Publication year - 1999
Publication title -
geophysical journal international
Language(s) - English
Resource type - Journals
SCImago Journal Rank - 1.302
H-Index - 168
eISSN - 1365-246X
pISSN - 0956-540X
DOI - 10.1046/j.1365-246x.1999.00711.x
Subject(s) - seismogram , waveform , amplitude , inversion (geology) , computation , synthetic seismogram , geology , seismology , algorithm , mathematics , physics , computer science , optics , telecommunications , tectonics , radar
Summary We study systematically, using the differential seismogram technique developed by Du et al . (1998, referred to as Paper I hereafter), the effects of structural model perturbations on both the amplitude and the phase of synthetic seismograms computed using modal summation. The detailed frequency‐ and time‐domain analysis shows that seismogram amplitude differentiation, which has frequently been neglected in conventional structural waveform inversion schemes, plays a critical role in the computation of differential seismograms, i.e. of the structural linear constraint, especially for higher modes.
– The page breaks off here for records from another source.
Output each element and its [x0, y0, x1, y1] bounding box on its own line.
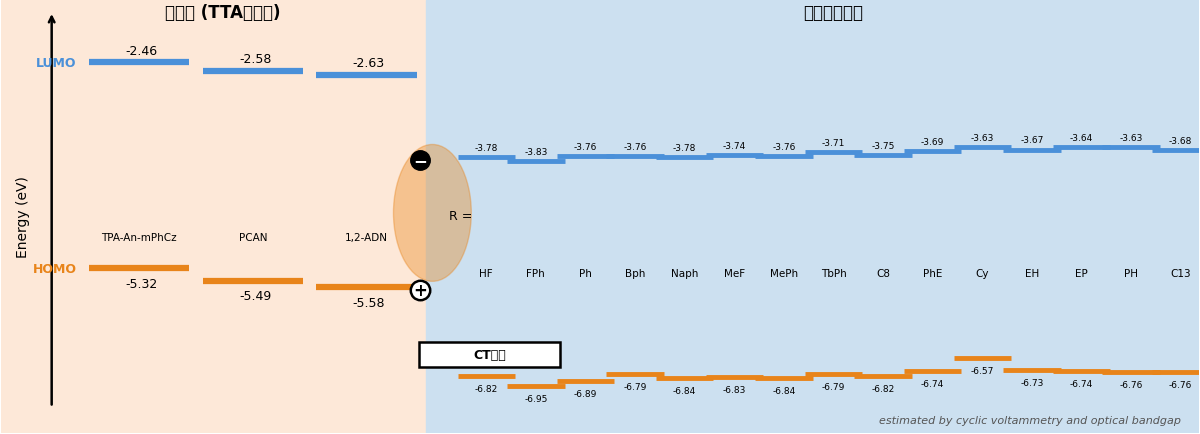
Text: -5.58: -5.58: [353, 296, 385, 309]
Text: -3.64: -3.64: [1070, 134, 1093, 143]
Text: -6.79: -6.79: [822, 382, 845, 391]
Text: LUMO: LUMO: [36, 57, 77, 70]
Text: -3.69: -3.69: [920, 138, 944, 147]
Text: TbPh: TbPh: [821, 269, 846, 279]
FancyBboxPatch shape: [419, 342, 560, 368]
Text: MePh: MePh: [769, 269, 798, 279]
Text: EP: EP: [1075, 269, 1088, 279]
Text: Energy (eV): Energy (eV): [16, 176, 30, 258]
Bar: [426, 1, 1199, 433]
Text: -3.76: -3.76: [772, 143, 796, 151]
Text: -6.83: -6.83: [722, 385, 746, 394]
Text: R =: R =: [449, 209, 472, 222]
Text: PH: PH: [1124, 269, 1138, 279]
Text: ドナー (TTA発光体): ドナー (TTA発光体): [166, 3, 281, 22]
Text: -3.74: -3.74: [722, 141, 746, 150]
Text: -5.49: -5.49: [239, 289, 271, 302]
Text: Naph: Naph: [671, 269, 698, 279]
Text: -3.76: -3.76: [623, 143, 647, 151]
Text: FPh: FPh: [527, 269, 545, 279]
Text: -6.82: -6.82: [475, 385, 498, 394]
Text: -6.95: -6.95: [524, 394, 547, 403]
Text: CT状態: CT状態: [474, 349, 506, 362]
Text: PhE: PhE: [923, 269, 942, 279]
Text: -6.76: -6.76: [1120, 380, 1142, 389]
Text: -3.63: -3.63: [1120, 133, 1142, 142]
Text: -6.57: -6.57: [971, 366, 994, 375]
Text: -3.75: -3.75: [871, 142, 895, 151]
Text: -2.46: -2.46: [126, 44, 157, 57]
Text: -3.63: -3.63: [971, 133, 994, 142]
Text: -6.89: -6.89: [574, 389, 598, 398]
Text: -3.78: -3.78: [474, 144, 498, 153]
Bar: [1, 1, 426, 433]
Text: -3.67: -3.67: [1020, 136, 1044, 145]
Text: -6.84: -6.84: [673, 386, 696, 395]
Text: C13: C13: [1170, 269, 1190, 279]
Text: EH: EH: [1025, 269, 1039, 279]
Text: HOMO: HOMO: [32, 262, 77, 275]
Text: -6.84: -6.84: [773, 386, 796, 395]
Text: Bph: Bph: [625, 269, 646, 279]
Text: Cy: Cy: [976, 269, 989, 279]
Text: TPA-An-mPhCz: TPA-An-mPhCz: [101, 233, 176, 243]
Ellipse shape: [394, 145, 472, 282]
Text: estimated by cyclic voltammetry and optical bandgap: estimated by cyclic voltammetry and opti…: [878, 415, 1181, 425]
Text: -5.32: -5.32: [125, 277, 157, 290]
Text: HF: HF: [480, 269, 493, 279]
Text: +: +: [414, 281, 427, 299]
Text: -3.71: -3.71: [822, 139, 845, 148]
Text: -3.78: -3.78: [673, 144, 696, 153]
Text: Ph: Ph: [580, 269, 592, 279]
Text: -2.58: -2.58: [239, 53, 271, 66]
Text: アクセプター: アクセプター: [804, 3, 864, 22]
Text: −: −: [414, 152, 427, 170]
Text: PCAN: PCAN: [239, 233, 268, 243]
Text: MeF: MeF: [724, 269, 745, 279]
Text: -6.79: -6.79: [623, 382, 647, 391]
Text: -6.76: -6.76: [1169, 380, 1193, 389]
Text: -6.73: -6.73: [1020, 378, 1044, 387]
Text: -3.68: -3.68: [1169, 137, 1193, 146]
Text: 1,2-ADN: 1,2-ADN: [346, 233, 388, 243]
Text: -6.74: -6.74: [1070, 379, 1093, 388]
Text: -6.82: -6.82: [871, 385, 895, 394]
Text: -3.76: -3.76: [574, 143, 598, 151]
Text: -6.74: -6.74: [922, 379, 944, 388]
Text: -2.63: -2.63: [353, 57, 385, 70]
Text: C8: C8: [876, 269, 890, 279]
Text: -3.83: -3.83: [524, 148, 547, 157]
Since waveform inversion with numerical procedures for the differentiation of seismogram amplitudes is computationally very expensive, a fully analytical waveform inversion scheme is developed. As a test, the synthetic seismograms corresponding to the fundamental and first few higher modes of Rayleigh waves are computed for a series of geophysically realistic structural models and then inverted. Examples of waveform inversion for real data—four recordings of the Roermand earthquake (1992 April 13, M s =5.4)—are presented. The results obtained with amplitude and phase differentiations are compared with those obtained with phase differentiation only, and possible biases resulting from the use of phase differentiation only as a constraint on the structural model are discussed.